G2P or Grapheme-to-Phoneme conversion, is a technology that, given the selected language, converts an orthographic transcription into a phonetic representation of that word. In other words: it tells you how the word probably will sound when spoken. There is an International Phonetic Alphabet (IPA), created and mantained by the International Phonetic Association, that describes all the phonemes of all the human languages of the world.
The IPA symbols are part of the Unicode standard and hence they can be used in any tool or word processor supporting e.g. UTF-8 encoding. For printing, the use of phonetic fonts is strongly advised, e.g. Doulos SIL. However, because standard keyboards do not feature IPA symbols, special input methods have to be used, e.g. graphical input palettes or key sequences. For easy typing and ASCII compatibility, the Speech Assessment Methods Phonetic Alphabet (SAM-PA) was created. SAMPA provides mappings of standard ASCII characters to IPA symbols.
Language dependency
The pronuncation of a word, depends of course from the language. The same orthographically written word is pronounced differently in various languages.

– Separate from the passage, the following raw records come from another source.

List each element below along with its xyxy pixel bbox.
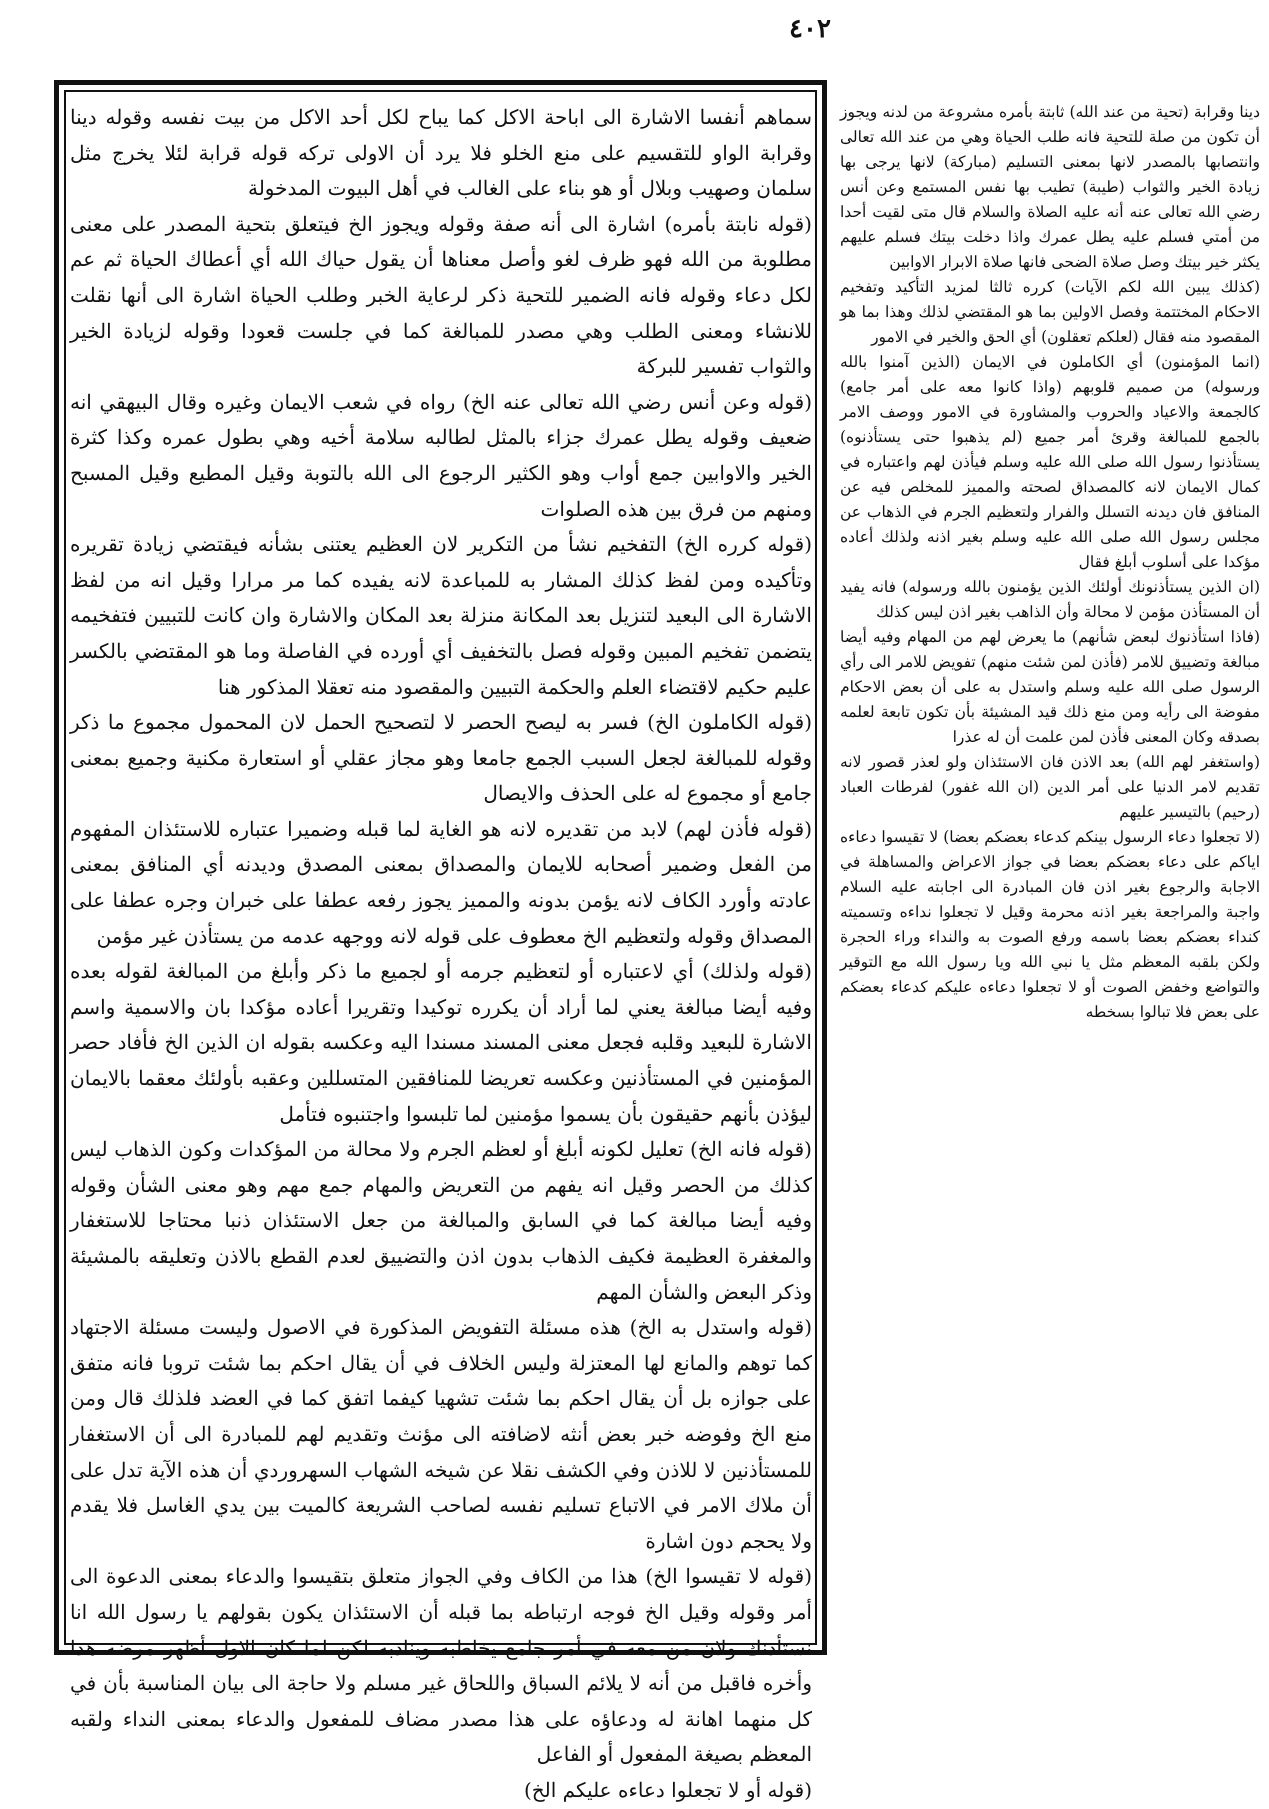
main-paragraph: (قوله الكاملون الخ) فسر به ليصح الحصر لا لتصحيح الحمل لان المحمول مجموع ما ذكر وقوله للمبالغة لجعل السبب الجمع جامعا وهو مجاز عقلي أو استعارة مكنية وجميع بمعنى جامع أو مجموع له على الحذف والايصال <box>70 710 812 806</box>
main-paragraph: (قوله لا تقيسوا الخ) هذا من الكاف وفي الجواز متعلق بتقيسوا والدعاء بمعنى الدعوة الى أمر وقوله وقيل الخ فوجه ارتباطه بما قبله أن الاستئذان يكون بقولهم يا رسول الله انا نستأذنك ولان من معه في أمر جامع يخاطبه وينادبه لكن لما كان الاول أظهر مرضه هذا وأخره فاقبل من أنه لا يلائم السباق واللحاق غير مسلم ولا حاجة الى بيان المناسبة بأن في كل منهما اهانة له ودعاؤه على هذا مصدر مضاف للمفعول والدعاء بمعنى النداء ولقبه المعظم بصيغة المفعول أو الفاعل <box>70 1564 813 1767</box>
main-paragraph: (قوله فأذن لهم) لابد من تقديره لانه هو الغاية لما قبله وضميرا عتباره للاستئذان المفهوم من الفعل وضمير أصحابه للايمان والمصداق بمعنى المصدق وديدنه أي المنافق بمعنى عادته وأورد الكاف لانه يؤمن بدونه والمميز يجوز رفعه عطفا على خبران وجره عطفا على المصداق وقوله ولتعظيم الخ معطوف على قوله لانه ووجهه عدمه من يستأذن غير مؤمن <box>70 816 812 948</box>
margin-paragraph: دينا وقرابة (تحية من عند الله) ثابتة بأمره مشروعة من لدنه ويجوز أن تكون من صلة للتحية فانه طلب الحياة وهي من عند الله تعالى وانتصابها بالمصدر لانها بمعنى التسليم (مباركة) لانها يرجى بها زيادة الخير والثواب (طيبة) تطيب بها نفس المستمع وعن أنس رضي الله تعالى عنه أنه عليه الصلاة والسلام قال متى لقيت أحدا من أمتي فسلم عليه يطل عمرك واذا دخلت بيتك فسلم عليهم يكثر خير بيتك وصل صلاة الضحى فانها صلاة الابرار الاوابين <box>840 103 1260 271</box>
margin-paragraph: (انما المؤمنون) أي الكاملون في الايمان (الذين آمنوا بالله ورسوله) من صميم قلوبهم (واذا كانوا معه على أمر جامع) كالجمعة والاعياد والحروب والمشاورة في الامور ووصف الامر بالجمع للمبالغة وقرئ أمر جميع (لم يذهبوا حتى يستأذنوه) يستأذنوا رسول الله صلى الله عليه وسلم فيأذن لهم واعتباره في كمال الايمان لانه كالمصداق لصحته والمميز للمخلص فيه عن المنافق فان ديدنه التسلل والفرار ولتعظيم الجرم في الذهاب عن مجلس رسول الله صلى الله عليه وسلم بغير اذنه ولذلك أعاده مؤكدا على أسلوب أبلغ فقال <box>840 353 1260 571</box>
main-paragraph: (قوله ولذلك) أي لاعتباره أو لتعظيم جرمه أو لجميع ما ذكر وأبلغ من المبالغة لقوله بعده وفيه أيضا مبالغة يعني لما أراد أن يكرره توكيدا وتقريرا أعاده مؤكدا بان والاسمية واسم الاشارة للبعيد وقلبه فجعل معنى المسند مسندا اليه وعكسه بقوله ان الذين الخ فأفاد حصر المؤمنين في المستأذنين وعكسه تعريضا للمنافقين المتسللين وعقبه بأولئك معقما بالايمان ليؤذن بأنهم حقيقون بأن يسموا مؤمنين لما تلبسوا واجتنبوه فتأمل <box>70 959 812 1126</box>
main-paragraph: (قوله وعن أنس رضي الله تعالى عنه الخ) رواه في شعب الايمان وغيره وقال البيهقي انه ضعيف وقوله يطل عمرك جزاء بالمثل لطالبه سلامة أخيه وهي بطول عمره وكذا كثرة الخير والاوابين جمع أواب وهو الكثير الرجوع الى الله بالتوبة وقيل المطيع وقيل المسبح ومنهم من فرق بين هذه الصلوات <box>70 389 812 521</box>
main-paragraph: سماهم أنفسا الاشارة الى اباحة الاكل كما يباح لكل أحد الاكل من بيت نفسه وقوله دينا وقرابة الواو للتقسيم على منع الخلو فلا يرد أن الاولى تركه قوله قرابة لئلا يخرج مثل سلمان وصهيب وبلال أو هو بناء على الغالب في أهل البيوت المدخولة <box>70 105 812 201</box>
margin-paragraph: (فاذا استأذنوك لبعض شأنهم) ما يعرض لهم من المهام وفيه أيضا مبالغة وتضييق للامر (فأذن لمن شئت منهم) تفويض للامر الى رأي الرسول صلى الله عليه وسلم واستدل به على أن بعض الاحكام مفوضة الى رأيه ومن منع ذلك قيد المشيئة بأن تكون تابعة لعلمه بصدقه وكان المعنى فأذن لمن علمت أن له عذرا <box>840 628 1260 746</box>
margin-paragraph: (لا تجعلوا دعاء الرسول بينكم كدعاء بعضكم بعضا) لا تقيسوا دعاءه اياكم على دعاء بعضكم بعضا في جواز الاعراض والمساهلة في الاجابة والرجوع بغير اذن فان المبادرة الى اجابته عليه السلام واجبة والمراجعة بغير اذنه محرمة وقيل لا تجعلوا نداءه وتسميته كنداء بعضكم بعضا باسمه ورفع الصوت به والنداء وراء الحجرة ولكن بلقبه المعظم مثل يا نبي الله ويا رسول الله مع التوقير والتواضع وخفض الصوت أو لا تجعلوا دعاءه عليكم كدعاء بعضكم على بعض فلا تبالوا بسخطه <box>840 828 1260 1021</box>
main-paragraph: (قوله فانه الخ) تعليل لكونه أبلغ أو لعظم الجرم ولا محالة من المؤكدات وكون الذهاب ليس كذلك من الحصر وقيل انه يفهم من التعريض والمهام جمع مهم وهو معنى الشأن وقوله وفيه أيضا مبالغة كما في السابق والمبالغة من جعل الاستئذان ذنبا محتاجا للاستغفار والمغفرة العظيمة فكيف الذهاب بدون اذن والتضييق لعدم القطع بالاذن وتعليقه بالمشيئة وذكر البعض والشأن المهم <box>70 1137 812 1304</box>
main-commentary <box>70 100 813 1802</box>
main-paragraph: (قوله أو لا تجعلوا دعاءه عليكم الخ) <box>523 1777 812 1802</box>
page-number: ٤٠٢ <box>789 14 831 44</box>
main-paragraph: (قوله نابتة بأمره) اشارة الى أنه صفة وقوله ويجوز الخ فيتعلق بتحية المصدر على معنى مطلوبة من الله فهو ظرف لغو وأصل معناها أن يقول حياك الله أي أعطاك الحياة ثم عم لكل دعاء وقوله فانه الضمير للتحية ذكر لرعاية الخبر وطلب الحياة اشارة الى أنها نقلت للانشاء ومعنى الطلب وهي مصدر للمبالغة كما في جلست قعودا وقوله لزيادة الخير والثواب تفسير للبركة <box>70 211 812 379</box>
margin-paragraph: (واستغفر لهم الله) بعد الاذن فان الاستئذان ولو لعذر قصور لانه تقديم لامر الدنيا على أمر الدين (ان الله غفور) لفرطات العباد (رحيم) بالتيسير عليهم <box>840 753 1260 821</box>
main-paragraph: (قوله واستدل به الخ) هذه مسئلة التفويض المذكورة في الاصول وليست مسئلة الاجتهاد كما توهم والمانع لها المعتزلة وليس الخلاف في أن يقال احكم بما شئت تروبا فانه متفق على جوازه بل أن يقال احكم بما شئت تشهيا كيفما اتفق كما في العضد فلذلك قال ومن منع الخ وفوضه خبر بعض أنثه لاضافته الى مؤنث وتقديم لهم للمبادرة الى أن الاستغفار للمستأذنين لا للاذن وفي الكشف نقلا عن شيخه الشهاب السهروردي أن هذه الآية تدل على أن ملاك الامر في الاتباع تسليم نفسه لصاحب الشريعة كالميت بين يدي الغاسل فلا يقدم ولا يحجم دون اشارة <box>70 1315 812 1553</box>
margin-paragraph: (كذلك يبين الله لكم الآيات) كرره ثالثا لمزيد التأكيد وتفخيم الاحكام المختتمة وفصل الاولين بما هو المقتضي لذلك وهذا بما هو المقصود منه فقال (لعلكم تعقلون) أي الحق والخير في الامور <box>840 278 1260 346</box>
margin-commentary <box>840 100 1260 1660</box>
margin-paragraph: (ان الذين يستأذنونك أولئك الذين يؤمنون بالله ورسوله) فانه يفيد أن المستأذن مؤمن لا محالة وأن الذاهب بغير اذن ليس كذلك <box>840 578 1260 621</box>
main-paragraph: (قوله كرره الخ) التفخيم نشأ من التكرير لان العظيم يعتنى بشأنه فيقتضي زيادة تقريره وتأكيده ومن لفظ كذلك المشار به للمباعدة لانه يفيده كما مر مرارا وقيل انه من لفظ الاشارة الى البعيد لتنزيل بعد المكانة منزلة بعد المكان والاشارة وان كانت للتبيين فتفخيمه يتضمن تفخيم المبين وقوله فصل بالتخفيف أي أورده في الفاصلة وما هو المقتضي بالكسر عليم حكيم لاقتضاء العلم والحكمة التبيين والمقصود منه تعقلا المذكور هنا <box>70 532 812 699</box>
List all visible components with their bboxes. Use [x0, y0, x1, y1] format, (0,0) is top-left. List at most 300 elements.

For example, the capital of the Netherlands, Amsterdam, is transcribed as:
- /'A m - s t @ r - d *A m/ in Dutch
- /*E m - s t @ r - d 'E m/ in English
- /*a m - s t @ r - d a m/ in Italian
Problems
There are a couple of issues when starting to align orthographic forms and transcriptions. The main issues are abbreviations or acronyms, proper names, foreign words and numbers: the written form may be very different from how it is spoken by the majority of native speakers.
Abbreviations
Easy problems are words without a vowel: the are spelled out or "replaced" by the original word.
- NCRV → /E n - s e - E r - v e/ (A Ducth broadcast organisation)
- Mr → Mister → /M I s - t @ r/
If words contain one or more vowels, it depends on the local attitudes.
- NOS → N. O. S. → /E n - o - E s/ (the national Dutch broadcast organisation). NOS can be pronounced as nos /n O s/, but no one does it.
- RAI→ /r Ai/ (the national Italian broadcast organisation). The word is perfectly pronouncable in Italian, so no one is using the spell-mode.
A particular kind of abbreviations are those that depend of the context.
- An appointment with dr. Corti → an appointment with doctor Corti
- An appointment on the Corti dr. → an appointment on the Corti drive
Proper names
Proper names, including geographic names, are often written according to historic standards of a language.
In German, "i" and "e" in names sometimes originally served to lengthen the vowel: "Voigt" → / f o: g t/, or "Itzehoe" → /I ts @ h o:/, but not so in "Michael" → /m I C a e: l/
Numbers
Numbers are special, too. A normal number 19 → is generally spoken as "nineteen" → /n Ai n - t i n/. But numbers are context sensitive as well:
- 1970 is generally spoken as "nineteen hundred seventy", but in "1970 €" it's "one thousand and seventy", and the year 2020 or "2020 €" are both spoken "two thousand and twenty".
- In English, "null", "zero", "naught" are all words for 0, in German 2 can be spoken as "zwei" or "zwo"
- My phone number is 621888146 → 6 2 1 8 8 8 (or 3 times 8) 1 4 6
- The cost in euro of that bridge is 621888146 → sixhundred twenty one million etc.
So, before applying G2P, one needs to preprocess – or normalise – the given text to obtain its most likely pronouncation.